El metal metafórico del título ha cambiado de lo argénteo de entonces a lo mercurial de ahora, pero permanencen numerosos elementos de continuidad entre aquella muestra y «Como el azogue». Para empezar, la luz misma como motivo central de unos cuadros que, según su autor, «no buscan reflejar una imagen definida tanto como la luz en sí misma, del mismo modo que la superficie del espejo, cubierta por el azogue, la refleja».
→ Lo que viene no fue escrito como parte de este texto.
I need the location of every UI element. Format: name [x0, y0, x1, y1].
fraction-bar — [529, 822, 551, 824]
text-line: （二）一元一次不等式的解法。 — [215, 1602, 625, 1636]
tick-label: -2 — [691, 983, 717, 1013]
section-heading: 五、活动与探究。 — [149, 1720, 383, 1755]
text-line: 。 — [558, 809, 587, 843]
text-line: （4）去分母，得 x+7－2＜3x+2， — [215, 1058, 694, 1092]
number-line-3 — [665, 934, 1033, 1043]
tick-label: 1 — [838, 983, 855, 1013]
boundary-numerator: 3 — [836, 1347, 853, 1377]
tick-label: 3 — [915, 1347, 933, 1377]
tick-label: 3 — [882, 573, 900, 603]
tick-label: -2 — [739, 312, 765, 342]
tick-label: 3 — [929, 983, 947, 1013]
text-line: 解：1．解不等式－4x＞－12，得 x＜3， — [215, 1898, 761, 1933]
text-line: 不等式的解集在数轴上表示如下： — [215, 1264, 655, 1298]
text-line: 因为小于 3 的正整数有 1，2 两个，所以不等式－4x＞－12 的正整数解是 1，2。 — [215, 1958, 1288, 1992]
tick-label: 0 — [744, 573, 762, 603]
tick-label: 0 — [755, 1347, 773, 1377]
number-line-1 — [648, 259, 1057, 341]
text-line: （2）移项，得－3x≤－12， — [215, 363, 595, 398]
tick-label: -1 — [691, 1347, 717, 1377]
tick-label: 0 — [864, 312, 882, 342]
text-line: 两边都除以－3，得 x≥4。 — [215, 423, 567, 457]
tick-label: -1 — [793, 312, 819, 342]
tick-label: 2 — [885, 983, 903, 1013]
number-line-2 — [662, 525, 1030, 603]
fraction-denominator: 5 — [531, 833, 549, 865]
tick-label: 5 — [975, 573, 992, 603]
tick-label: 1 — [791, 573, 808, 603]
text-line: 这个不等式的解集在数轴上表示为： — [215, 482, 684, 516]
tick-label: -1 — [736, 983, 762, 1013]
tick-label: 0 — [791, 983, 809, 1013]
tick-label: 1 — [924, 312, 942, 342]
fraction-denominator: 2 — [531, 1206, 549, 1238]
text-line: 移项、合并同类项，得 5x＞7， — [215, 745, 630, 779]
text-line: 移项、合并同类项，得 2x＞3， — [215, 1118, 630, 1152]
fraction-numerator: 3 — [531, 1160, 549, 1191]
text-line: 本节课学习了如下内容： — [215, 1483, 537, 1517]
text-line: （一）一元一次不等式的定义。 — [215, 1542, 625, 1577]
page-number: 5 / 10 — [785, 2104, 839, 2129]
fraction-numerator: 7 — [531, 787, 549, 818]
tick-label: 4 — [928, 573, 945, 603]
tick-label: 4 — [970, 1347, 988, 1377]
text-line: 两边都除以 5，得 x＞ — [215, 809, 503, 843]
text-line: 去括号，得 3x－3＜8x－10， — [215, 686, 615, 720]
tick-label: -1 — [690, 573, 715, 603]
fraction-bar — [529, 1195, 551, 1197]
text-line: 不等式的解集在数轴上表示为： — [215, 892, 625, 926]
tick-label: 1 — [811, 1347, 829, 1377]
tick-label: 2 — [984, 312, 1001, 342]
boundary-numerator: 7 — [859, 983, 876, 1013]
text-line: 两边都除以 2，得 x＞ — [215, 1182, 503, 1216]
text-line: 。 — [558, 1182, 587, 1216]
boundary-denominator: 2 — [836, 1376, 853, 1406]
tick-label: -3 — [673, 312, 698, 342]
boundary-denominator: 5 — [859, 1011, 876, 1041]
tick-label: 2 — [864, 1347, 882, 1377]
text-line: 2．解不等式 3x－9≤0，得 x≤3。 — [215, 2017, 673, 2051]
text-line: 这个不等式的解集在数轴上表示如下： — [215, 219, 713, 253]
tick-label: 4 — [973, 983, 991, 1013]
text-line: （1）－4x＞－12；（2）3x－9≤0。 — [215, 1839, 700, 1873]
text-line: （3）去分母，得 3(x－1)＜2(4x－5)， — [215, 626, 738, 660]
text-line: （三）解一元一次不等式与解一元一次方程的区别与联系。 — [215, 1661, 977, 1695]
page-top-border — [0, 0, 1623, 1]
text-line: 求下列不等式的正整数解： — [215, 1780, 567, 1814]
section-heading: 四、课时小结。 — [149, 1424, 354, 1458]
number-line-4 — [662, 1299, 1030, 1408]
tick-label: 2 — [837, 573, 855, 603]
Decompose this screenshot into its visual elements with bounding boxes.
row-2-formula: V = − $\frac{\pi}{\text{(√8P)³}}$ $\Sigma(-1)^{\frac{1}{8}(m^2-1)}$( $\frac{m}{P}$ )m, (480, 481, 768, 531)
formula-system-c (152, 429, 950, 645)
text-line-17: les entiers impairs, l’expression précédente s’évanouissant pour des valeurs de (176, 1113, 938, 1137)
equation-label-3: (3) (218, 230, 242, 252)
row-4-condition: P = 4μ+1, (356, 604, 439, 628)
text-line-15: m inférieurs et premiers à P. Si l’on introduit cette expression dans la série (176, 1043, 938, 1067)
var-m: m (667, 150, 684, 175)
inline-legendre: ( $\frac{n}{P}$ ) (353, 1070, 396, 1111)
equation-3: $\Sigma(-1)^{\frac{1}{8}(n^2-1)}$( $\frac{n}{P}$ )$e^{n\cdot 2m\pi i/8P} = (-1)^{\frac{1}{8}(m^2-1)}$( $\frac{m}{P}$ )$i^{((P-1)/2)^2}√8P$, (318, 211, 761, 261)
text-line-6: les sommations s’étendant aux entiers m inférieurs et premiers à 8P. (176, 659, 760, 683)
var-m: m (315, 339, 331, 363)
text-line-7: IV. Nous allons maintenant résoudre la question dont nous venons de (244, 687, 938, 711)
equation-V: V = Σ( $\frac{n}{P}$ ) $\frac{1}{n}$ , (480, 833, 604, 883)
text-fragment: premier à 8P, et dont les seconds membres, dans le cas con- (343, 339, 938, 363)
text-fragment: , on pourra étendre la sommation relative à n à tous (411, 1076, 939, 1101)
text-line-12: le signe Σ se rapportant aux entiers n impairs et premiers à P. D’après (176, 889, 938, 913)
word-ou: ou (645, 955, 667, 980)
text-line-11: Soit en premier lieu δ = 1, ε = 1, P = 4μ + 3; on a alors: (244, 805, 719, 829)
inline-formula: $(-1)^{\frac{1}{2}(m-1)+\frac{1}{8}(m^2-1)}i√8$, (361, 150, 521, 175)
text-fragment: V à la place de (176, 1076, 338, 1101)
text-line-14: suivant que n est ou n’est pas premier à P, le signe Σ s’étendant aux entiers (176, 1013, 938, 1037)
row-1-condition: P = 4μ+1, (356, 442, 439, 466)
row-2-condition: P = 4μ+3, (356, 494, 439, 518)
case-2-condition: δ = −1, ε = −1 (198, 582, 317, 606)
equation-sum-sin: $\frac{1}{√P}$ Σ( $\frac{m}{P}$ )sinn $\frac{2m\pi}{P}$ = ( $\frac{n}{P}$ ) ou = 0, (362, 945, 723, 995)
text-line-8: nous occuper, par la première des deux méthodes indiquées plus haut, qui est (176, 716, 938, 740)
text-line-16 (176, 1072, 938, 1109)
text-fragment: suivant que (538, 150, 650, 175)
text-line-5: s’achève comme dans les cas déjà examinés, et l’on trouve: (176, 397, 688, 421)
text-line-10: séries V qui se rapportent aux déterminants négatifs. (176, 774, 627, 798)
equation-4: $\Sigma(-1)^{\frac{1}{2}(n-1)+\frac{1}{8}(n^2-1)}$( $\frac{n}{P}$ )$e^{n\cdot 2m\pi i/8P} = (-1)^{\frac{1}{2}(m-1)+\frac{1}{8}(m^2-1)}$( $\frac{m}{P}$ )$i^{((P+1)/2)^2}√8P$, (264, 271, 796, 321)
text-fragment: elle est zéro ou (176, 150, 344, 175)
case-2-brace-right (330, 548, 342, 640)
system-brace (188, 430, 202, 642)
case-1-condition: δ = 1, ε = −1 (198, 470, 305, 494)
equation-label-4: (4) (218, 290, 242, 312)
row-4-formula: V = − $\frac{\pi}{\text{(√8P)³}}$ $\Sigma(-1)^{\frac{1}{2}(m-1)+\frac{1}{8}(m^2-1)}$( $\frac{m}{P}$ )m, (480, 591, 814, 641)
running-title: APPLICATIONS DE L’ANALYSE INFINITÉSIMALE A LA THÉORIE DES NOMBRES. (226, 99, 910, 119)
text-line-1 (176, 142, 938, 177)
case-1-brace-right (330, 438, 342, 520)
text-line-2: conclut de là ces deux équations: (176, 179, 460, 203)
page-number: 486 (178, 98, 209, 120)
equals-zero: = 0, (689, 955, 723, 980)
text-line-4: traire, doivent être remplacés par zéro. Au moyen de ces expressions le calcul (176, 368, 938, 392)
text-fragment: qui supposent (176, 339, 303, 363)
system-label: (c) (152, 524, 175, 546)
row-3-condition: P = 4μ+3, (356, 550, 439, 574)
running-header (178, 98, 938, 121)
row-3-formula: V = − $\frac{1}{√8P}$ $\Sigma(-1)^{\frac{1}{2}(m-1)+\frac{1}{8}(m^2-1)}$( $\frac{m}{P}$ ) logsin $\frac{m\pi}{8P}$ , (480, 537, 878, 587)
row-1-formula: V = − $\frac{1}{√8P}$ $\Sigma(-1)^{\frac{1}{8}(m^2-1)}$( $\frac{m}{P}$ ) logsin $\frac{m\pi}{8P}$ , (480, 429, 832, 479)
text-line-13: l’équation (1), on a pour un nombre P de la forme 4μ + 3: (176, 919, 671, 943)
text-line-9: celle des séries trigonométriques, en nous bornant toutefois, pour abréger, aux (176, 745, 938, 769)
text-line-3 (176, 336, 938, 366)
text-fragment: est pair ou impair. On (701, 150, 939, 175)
Bajo esa luz líquida y plateada se ocultan las armonías cromáticas de fondo que Arias derrama en un primer vertido, más vago y difuminado, sobre el que luego irá trabajando, entre el cálculo y el azar, para «sacar lo que hay detrás»: colores «normalmente fríos y oscuros: carmines, violetas, azules, algunos verdes o incluso naranjas» que, esta vez a base de lavados de pintura blanca y plata con algo de negro, revelan y a la vez dibujan con una precisión sin líneas casi milagrosa, los accidentes que Arias incorporó a su repertorio de recursos pictóricos en «Luz de plata»: deterioros, grietas, desescamaciones que configuran motivos vegetales, formas arbóreas que, «a posteriori», sugieren las especies botánicas («Alnus glutinosa», «Bétula péndula», «Araucaria», «Prunos espinosa») dan título a estos árboles solitarios o magras arboledas erguidas contra paisajes y climas húmedos, brumosos y siempre septentrionales, en las que el pintor ha buscado «un mayor afinamiento y determinación» y al tiempo «una mayor versatilidad» que en las formas vegetales de su muestra anterior.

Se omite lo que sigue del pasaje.